McENROE: A Rage for Perfection

By

Pub Date: Sept. 13th, 1982
Publisher: Simon & Schuster

Why He Is So Naughty--in 15 lifeless chapters of facile analysis. Would that Evans had so diligently pursued other, potentially more interesting (and less notorious) aspects of McEnroe: his food preferences, his social life, even his tennis playing. But no. Why, then, does McEnroe so behave? ""McEnroe's outbursts on court are almost always triggered by one of two things: his own imperfect play or what he considers to be an injustice."" Early on, his mother pushed him. ""He struggled to recognize the meaning of 'defeat'--a word he had never been taught as a child."" He has an ""Irish temper."" But, foremost: ""McEnroe's behavior is New York behavior. . . the result of too many rides on the subway with elbow-jabbers and seat-snatchers and strangers on the bus who let the door slam in your face--or worse."" Is ""yelling and screaming the only way to get things put right""? Evans is far from sure that it isn't.

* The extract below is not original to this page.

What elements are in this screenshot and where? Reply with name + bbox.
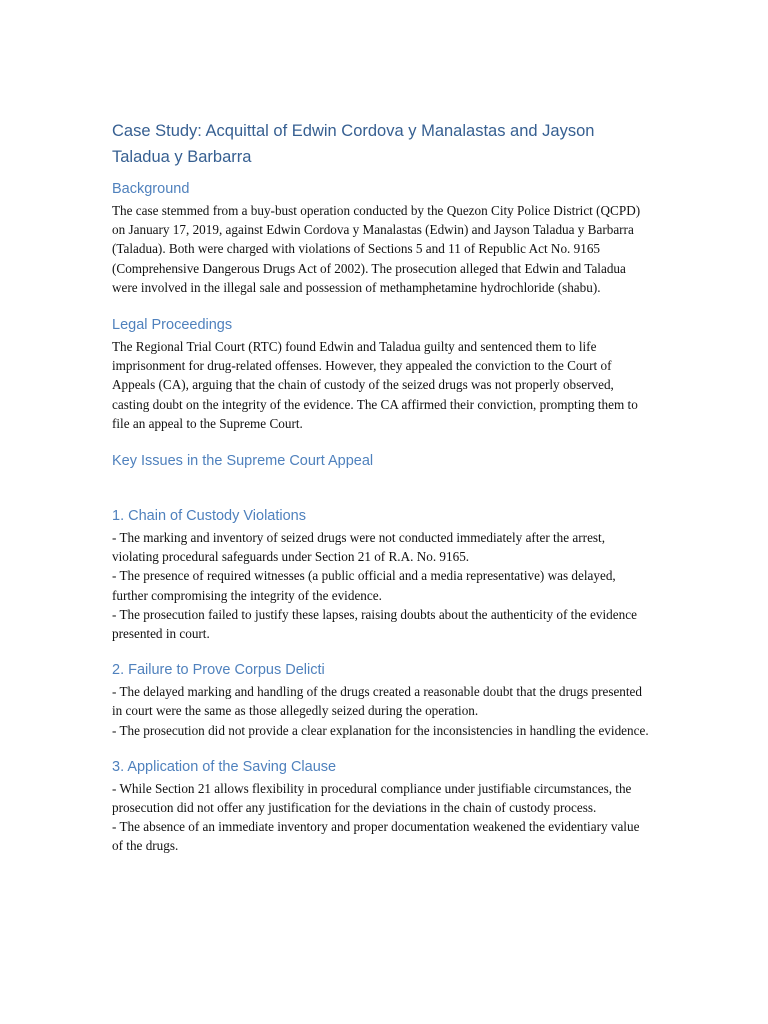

And so on--from McEnroe's 1959 birth to the present (interviews with headmaster and school chums included). Meanwhile, there's no follow-up on: McEnroe's dislike of practice (he seldom does); his habit of traveling and playing without a coach (rare in the top ranks); the specifics of his matches--aside from the bickering with officials; his (humanizing) friendship with Stacy Margolin. Under the brat exterior, Evans continually insists, there's real, intriguing human being; but he never gives us a chance to find out. A waste of time, even for fans.